You can only really buy cranberries from Nakumatt supermarket one week every year. They arrive somewhat inauspiciously around the twenty-first of December, packaged in clear store-branded plastic bags, and heaped onto the refrigerated area of the vegetable section. Not all Nakumatt branches sell them. They appear at branches that abut white immigrant neighborhoods: Nakumatt Prestige for Kilimani, Nakumatt in Lavington, and Nakumatt Crossroads for Karen.
Every year they show up quietly, elbowing themselves in between the blueberries and raspberries from the high altitude farms on the slopes of Mount Kenya. To me, they are the reminder that a long, self-indulgent holiday week is near.
I first tasted cranberries in the UK more than a decade ago. I was a waitress in a small restaurant in Birmingham that encouraged staff to have a shared, sit-down meal after all the guests had left and we had cleared up. At the time, I couldn’t afford a plane ticket home, so this was the closest I was going to get to a proper Christmas dinner. Because of those shared meals, I had more experiences with Britain’s non-student, working class community in that collapsing industrial town than many of my peers. I tasted British culture up close.
So there it was, this strange, dull, red jam in the middle of a savory meal. Like most Kenyans I grew up on hearty, filling, but ultimately bland food. Ugali and sukuma wiki—maize flour and boiled, leafy greens. Maingere—boiled maize and beans. My affinity for these and other Kenyan meals is because I associate them with the comforts of home, not necessarily because they taste good.
Kenyan tastes are simple and our food is neatly demarcated. When it’s time for savory, it’s time for savory. When it’s time for sweet, it’s time for sweet. When I looked upon this elaborate English feast for the first time, it made no sense that there was turkey, stuffing, turnips, carrots, mash potatoes, steamed sweet corn, gravy, and cranberry sauce.
Savory, savory, savory, savory, savory and at the tail end . . . jam?

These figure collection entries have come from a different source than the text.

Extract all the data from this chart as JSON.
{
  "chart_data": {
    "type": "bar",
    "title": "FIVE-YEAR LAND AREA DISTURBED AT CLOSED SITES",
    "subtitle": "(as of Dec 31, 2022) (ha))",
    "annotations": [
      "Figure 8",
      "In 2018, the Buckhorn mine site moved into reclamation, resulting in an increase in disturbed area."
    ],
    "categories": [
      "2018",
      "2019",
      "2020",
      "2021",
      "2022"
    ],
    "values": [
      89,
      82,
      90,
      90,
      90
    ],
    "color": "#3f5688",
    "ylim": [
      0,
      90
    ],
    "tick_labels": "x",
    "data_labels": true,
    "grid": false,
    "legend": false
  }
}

Cranberries don’t grow in Kenya—they don’t really grow anywhere in Africa. The politics of those little transparent bags showing up every year is fraught. Those berries have some serious air miles and for an admittedly routinely lapsed locavore, they are a major faux pas. Moreover, they don’t taste good raw—you can’t just eat a cranberry off the bush. They really only have two uses: cranberry juice and cranberry sauce.
But cranberry sauce is also the easiest thing to make out of the complicated, elaborate dance that is the western holiday tradition. In my experience, that tradition is a cesspit of gendered, raced, expensive, and time-consuming expectations. All this work for a roasted struggle bird and some overcooked sweet potatoes?
I firmly believe that food should be easy, and no one should be chained to the kitchen, not least over the holidays. Plus, the mere thought of baking a giant turkey in an oven for three hours while paying bills to Kenya Power in this economy gives me heart palpitations. Maybe cranberries stuck because you can just throw these berries into a pot with some lemon juice and some sugar and be done with it.
Samin Nosrat tells us that salt, fat, acid and heat are the core components of a good meal. In cranberry sauce, you get three out of four. That tang tempered by the sweetness of sugar, and the sharpness of lemon mellowed out by a generous pinch of salt has become as integral to my holiday cooking as a stack of chapati or the explosion of aromas in a bowl of pilau. I would never buy, let alone cook, turkey—a tasteless struggle bird that tastes of wasted youth and broken dreams. Sweet potato pie is delicious but the rate of return to the preparation input is too low; just bake a cake if you need something sweet.
But with cranberry sauce, in fifteen minutes I can knit together some of the detritus of more than a decade on the road, and remember what it felt like to be far away from home through a reluctant choice, gathered alongside a family I chose. Cranberry sauce, pilau, fried chicken, chapati, some boiled maize, some sukuma wiki—the mish-mash Christmas traditions of a lifelong traveller.